New Frontier Financials, for example, seeks to harness the power of big data and apply it to the marijuana industry by capturing market trends and user demographics to generate sophisticated analytical models. Every major industry in the world has leveraged this kind of data as a predictive tool for cost-effective decisions. The cannabis industry is behind in that it is only building these tools now, but this sort of analysis has the chance to become part of the foundation of the business nationwide.

The vast majority of proposals that cross my desk are from people with decades of business experience pairing their exhaustive backgrounds with the new approaches of budding entrepreneurs. They work in a variety of more traditional fields — from finance to marketing, from real estate to manufacturing, and from pharmacy to commercial farming.

Dispensaries and cultivation centers are sexy investments right now – and of course we are committed to supporting legal growers and sellers in the United States. However, it will also take development of standardized packaging, voluntary product testing, and sophisticated marketing to build a mature, long-lasting, robust industry.

The introduction of bipartisan bills by high-profile politicians in the House and Senate to legalize medical marijuana is evidence that the national conversation is beginning to see legal cannabis as serious business. We must see ourselves that way as well. It’s very likely that half the country will have medical marijuana laws on the books by the end of 2016, and 18 of those states will have likely moved from medical-only to fully regulated adult use by 2020.

As the marketplace grows and acceptance increases, the consumer base will grow far beyond its current scope. National brands will develop, directed to a wide array of consumers from doctors to lawyers to soccer moms. The adult use market will have to diversify, appealing to as many different palettes and lifestyles as beer, wine and spirit companies do today.

From a medical standpoint we cannot refer to strains like “Sour Diesel” or “Jack the Ripper” as migraine medication or “Blue Crack” and “Crazy Miss Hyde” as a treatment for arthritis. A cancer patient should not walk into a dispensary and order “Ghost Train Haze” to relieve nausea related to chemotherapy.

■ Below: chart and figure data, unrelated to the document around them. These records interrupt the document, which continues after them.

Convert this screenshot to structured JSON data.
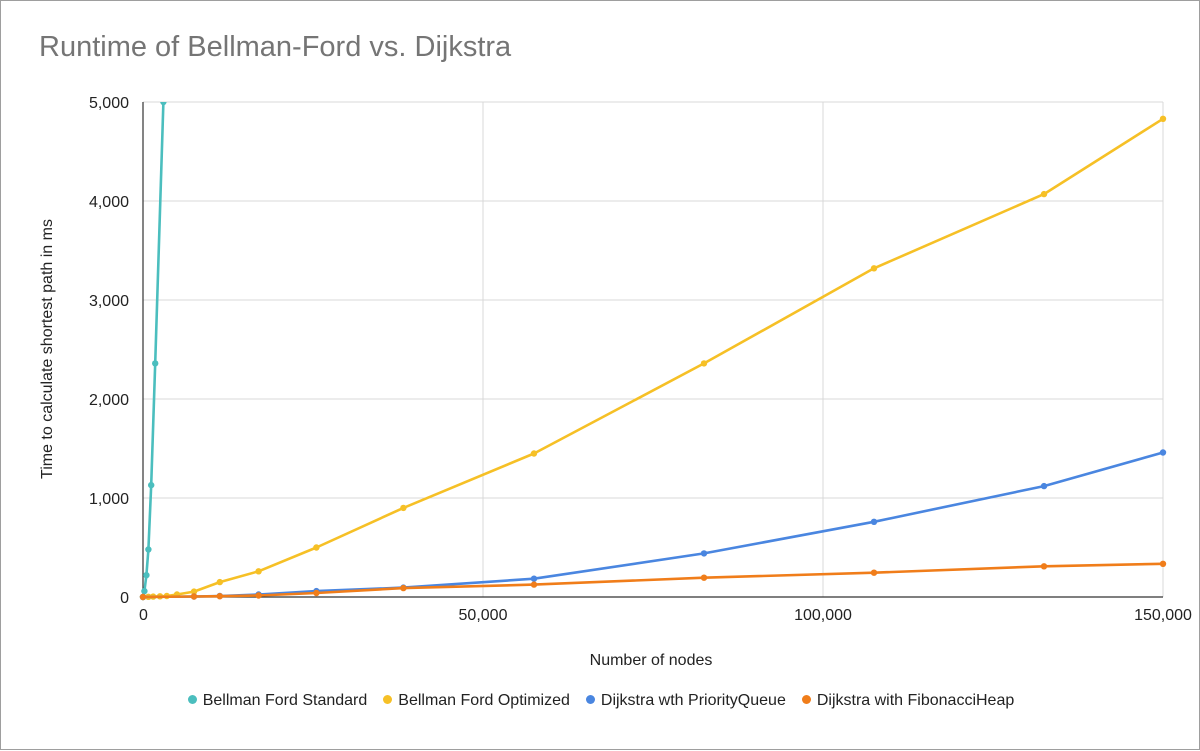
{
  "chart_data": {
    "type": "line",
    "title": "Runtime of Bellman-Ford vs. Dijkstra",
    "xlabel": "Number of nodes",
    "ylabel": "Time to calculate shortest path in ms",
    "xlim": [
      0,
      150000
    ],
    "ylim": [
      0,
      5000
    ],
    "x_ticks": [
      0,
      50000,
      100000,
      150000
    ],
    "x_tick_labels": [
      "0",
      "50,000",
      "100,000",
      "150,000"
    ],
    "y_ticks": [
      0,
      1000,
      2000,
      3000,
      4000,
      5000
    ],
    "y_tick_labels": [
      "0",
      "1,000",
      "2,000",
      "3,000",
      "4,000",
      "5,000"
    ],
    "grid": true,
    "legend_position": "bottom",
    "series": [
      {
        "name": "Bellman Ford Standard",
        "color": "#4bbebe",
        "x": [
          0,
          200,
          500,
          800,
          1200,
          1800,
          3000
        ],
        "y": [
          0,
          60,
          220,
          480,
          1130,
          2360,
          5000
        ]
      },
      {
        "name": "Bellman Ford Optimized",
        "color": "#f6c026",
        "x": [
          0,
          800,
          1500,
          2500,
          3500,
          5000,
          7500,
          11300,
          17000,
          25500,
          38300,
          57500,
          82500,
          107500,
          132500,
          150000
        ],
        "y": [
          0,
          2,
          4,
          7,
          10,
          25,
          55,
          150,
          260,
          500,
          900,
          1450,
          2360,
          3320,
          4070,
          4830
        ]
      },
      {
        "name": "Dijkstra wth PriorityQueue",
        "color": "#4a86e0",
        "x": [
          0,
          7500,
          11300,
          17000,
          25500,
          38300,
          57500,
          82500,
          107500,
          132500,
          150000
        ],
        "y": [
          0,
          5,
          10,
          25,
          60,
          95,
          185,
          440,
          760,
          1120,
          1460
        ]
      },
      {
        "name": "Dijkstra with FibonacciHeap",
        "color": "#f07d1a",
        "x": [
          0,
          7500,
          11300,
          17000,
          25500,
          38300,
          57500,
          82500,
          107500,
          132500,
          150000
        ],
        "y": [
          0,
          5,
          8,
          15,
          40,
          90,
          125,
          195,
          245,
          310,
          335
        ]
      }
    ]
  }
}
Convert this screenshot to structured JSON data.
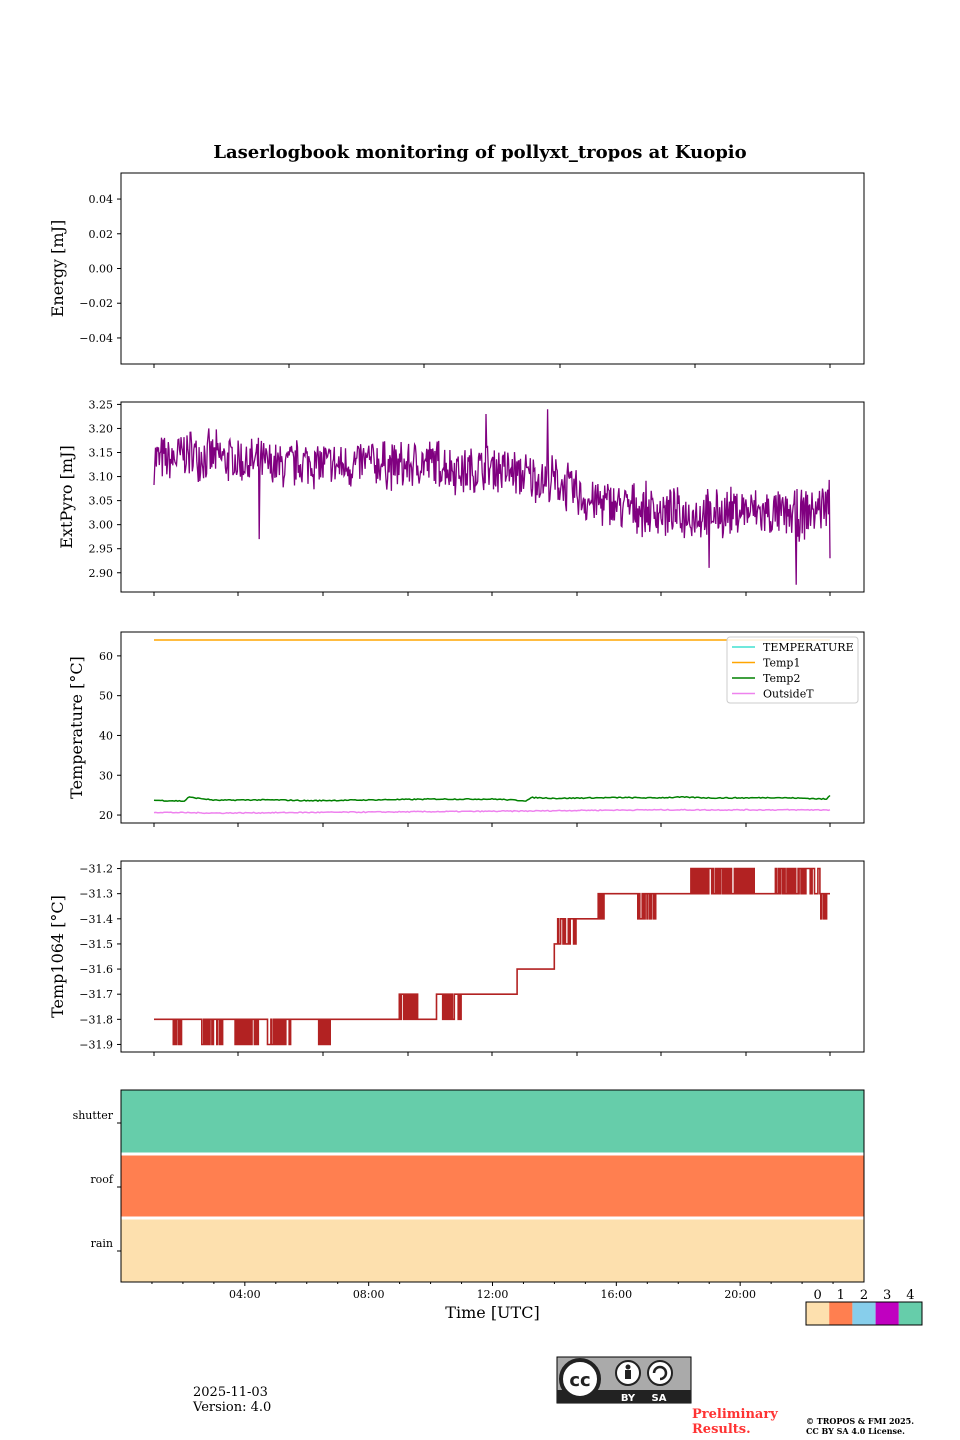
{
  "chart_data": [
    {
      "type": "line",
      "title": "Laserlogbook monitoring of pollyxt_tropos at Kuopio",
      "xlabel": "",
      "ylabel": "Energy [mJ]",
      "ylim": [
        -0.055,
        0.055
      ],
      "yticks": [
        0.04,
        0.02,
        0.0,
        -0.02,
        -0.04
      ],
      "ytick_labels": [
        "0.04",
        "0.02",
        "0.00",
        "−0.02",
        "−0.04"
      ],
      "series": []
    },
    {
      "type": "line",
      "ylabel": "ExtPyro [mJ]",
      "ylim": [
        2.86,
        3.255
      ],
      "yticks": [
        3.25,
        3.2,
        3.15,
        3.1,
        3.05,
        3.0,
        2.95,
        2.9
      ],
      "ytick_labels": [
        "3.25",
        "3.20",
        "3.15",
        "3.10",
        "3.05",
        "3.00",
        "2.95",
        "2.90"
      ],
      "series": [
        {
          "name": "ExtPyro",
          "color": "#800080",
          "x": [
            1.0,
            1.5,
            2.0,
            3.0,
            4.0,
            5.0,
            6.0,
            7.0,
            8.0,
            9.0,
            10.0,
            11.0,
            12.0,
            13.0,
            14.0,
            15.0,
            16.0,
            17.0,
            18.0,
            19.0,
            20.0,
            21.0,
            22.0,
            22.8
          ],
          "values": [
            3.14,
            3.13,
            3.15,
            3.14,
            3.13,
            3.12,
            3.13,
            3.12,
            3.13,
            3.12,
            3.13,
            3.11,
            3.12,
            3.1,
            3.09,
            3.05,
            3.04,
            3.03,
            3.02,
            3.02,
            3.03,
            3.02,
            3.02,
            3.05
          ],
          "noise_amplitude": 0.05,
          "spikes": [
            [
              4.4,
              2.97
            ],
            [
              11.7,
              3.23
            ],
            [
              13.7,
              3.24
            ],
            [
              18.9,
              2.91
            ],
            [
              21.7,
              2.875
            ],
            [
              22.8,
              2.93
            ]
          ]
        }
      ]
    },
    {
      "type": "line",
      "ylabel": "Temperature [°C]",
      "ylim": [
        18,
        66
      ],
      "yticks": [
        60,
        50,
        40,
        30,
        20
      ],
      "ytick_labels": [
        "60",
        "50",
        "40",
        "30",
        "20"
      ],
      "legend": {
        "position": "top-right",
        "entries": [
          "TEMPERATURE",
          "Temp1",
          "Temp2",
          "OutsideT"
        ]
      },
      "series": [
        {
          "name": "TEMPERATURE",
          "color": "#40e0d0",
          "x": [],
          "values": []
        },
        {
          "name": "Temp1",
          "color": "#ffa500",
          "x": [
            1.0,
            22.8
          ],
          "values": [
            64,
            64
          ]
        },
        {
          "name": "Temp2",
          "color": "#008000",
          "x": [
            1.0,
            2.0,
            2.1,
            3.0,
            4.0,
            5.0,
            6.0,
            7.0,
            8.0,
            9.0,
            10.0,
            11.0,
            12.0,
            13.0,
            13.2,
            14.0,
            15.0,
            16.0,
            17.0,
            18.0,
            19.0,
            20.0,
            21.0,
            22.0,
            22.7,
            22.8
          ],
          "values": [
            23.7,
            23.5,
            24.5,
            23.7,
            23.8,
            23.8,
            23.6,
            23.7,
            23.8,
            23.9,
            24.0,
            24.0,
            24.0,
            23.6,
            24.4,
            24.2,
            24.3,
            24.4,
            24.3,
            24.5,
            24.3,
            24.3,
            24.4,
            24.2,
            24.0,
            25.0
          ]
        },
        {
          "name": "OutsideT",
          "color": "#ee82ee",
          "x": [
            1.0,
            3.0,
            5.0,
            7.0,
            9.0,
            11.0,
            13.0,
            15.0,
            17.0,
            19.0,
            21.0,
            22.8
          ],
          "values": [
            20.7,
            20.5,
            20.6,
            20.7,
            20.8,
            20.9,
            21.0,
            21.2,
            21.3,
            21.3,
            21.3,
            21.3
          ]
        }
      ]
    },
    {
      "type": "line",
      "ylabel": "Temp1064 [°C]",
      "ylim": [
        -31.93,
        -31.17
      ],
      "yticks": [
        -31.2,
        -31.3,
        -31.4,
        -31.5,
        -31.6,
        -31.7,
        -31.8,
        -31.9
      ],
      "ytick_labels": [
        "−31.2",
        "−31.3",
        "−31.4",
        "−31.5",
        "−31.6",
        "−31.7",
        "−31.8",
        "−31.9"
      ],
      "series": [
        {
          "name": "Temp1064",
          "color": "#b22222",
          "steps": [
            [
              1.0,
              -31.8
            ],
            [
              9.5,
              -31.8
            ],
            [
              10.1,
              -31.7
            ],
            [
              12.0,
              -31.7
            ],
            [
              12.7,
              -31.6
            ],
            [
              13.7,
              -31.6
            ],
            [
              13.9,
              -31.5
            ],
            [
              14.3,
              -31.5
            ],
            [
              14.6,
              -31.4
            ],
            [
              15.2,
              -31.4
            ],
            [
              15.5,
              -31.3
            ],
            [
              22.8,
              -31.3
            ]
          ],
          "flicker_down": [
            [
              1.6,
              1.9,
              -31.9
            ],
            [
              2.5,
              3.2,
              -31.9
            ],
            [
              3.6,
              4.4,
              -31.9
            ],
            [
              4.6,
              5.4,
              -31.9
            ],
            [
              6.3,
              6.7,
              -31.9
            ],
            [
              10.3,
              10.9,
              -31.8
            ],
            [
              16.6,
              17.2,
              -31.4
            ],
            [
              21.0,
              21.1,
              -31.4
            ],
            [
              22.5,
              22.7,
              -31.4
            ]
          ],
          "flicker_up": [
            [
              8.9,
              9.5,
              -31.7
            ],
            [
              12.7,
              13.0,
              -31.6
            ],
            [
              13.2,
              13.6,
              -31.6
            ],
            [
              14.0,
              14.6,
              -31.4
            ],
            [
              15.3,
              15.8,
              -31.3
            ],
            [
              18.3,
              20.4,
              -31.2
            ],
            [
              21.0,
              22.5,
              -31.2
            ]
          ]
        }
      ]
    },
    {
      "type": "heatmap",
      "xlabel": "Time [UTC]",
      "xlim": [
        0,
        24
      ],
      "xticks": [
        4,
        8,
        12,
        16,
        20
      ],
      "xtick_labels": [
        "04:00",
        "08:00",
        "12:00",
        "16:00",
        "20:00"
      ],
      "rows": [
        "shutter",
        "roof",
        "rain"
      ],
      "row_values": [
        4,
        1,
        0
      ],
      "colorbar": {
        "ticks": [
          "0",
          "1",
          "2",
          "3",
          "4"
        ],
        "colors": [
          "#fde0ae",
          "#ff7f50",
          "#87ceeb",
          "#c000c0",
          "#66cdaa"
        ]
      }
    }
  ],
  "footer": {
    "date": "2025-11-03",
    "version": "Version: 4.0",
    "license_badge": [
      "BY",
      "SA"
    ],
    "preliminary_line1": "Preliminary",
    "preliminary_line2": "Results.",
    "copyright_line1": "© TROPOS & FMI 2025.",
    "copyright_line2": "CC BY SA 4.0 License."
  }
}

As more research into the plant is done, it will result in a deeper understanding of how and why marijuana is used as an effective treatment for a variety of serious illnesses in many parts of the country. As the chemicals in the plant are isolated, and their interactions with the human body are charted, new strains will emerge to allay an even wider range of maladies. These targeted, refined strains will be developed as medicine, and will be labeled as such.

We’re already seeing the establishment of testing labs in several marijuana markets devoted not only to compliance, but also to clinical research and product development. Scientists exploring the full potential of the cannabis plant, and finding new ways to harness and deliver it, will have a huge hand in shaping the industry’s future.

This is an exciting time for marijuana in America. We are at a turning point where perception and law are both beginning to lean in favor of legalization. As stigmas fade and ideas change with regard to legal cannabis, the opportunities for dedicated, ambitious, innovative individuals are limitless.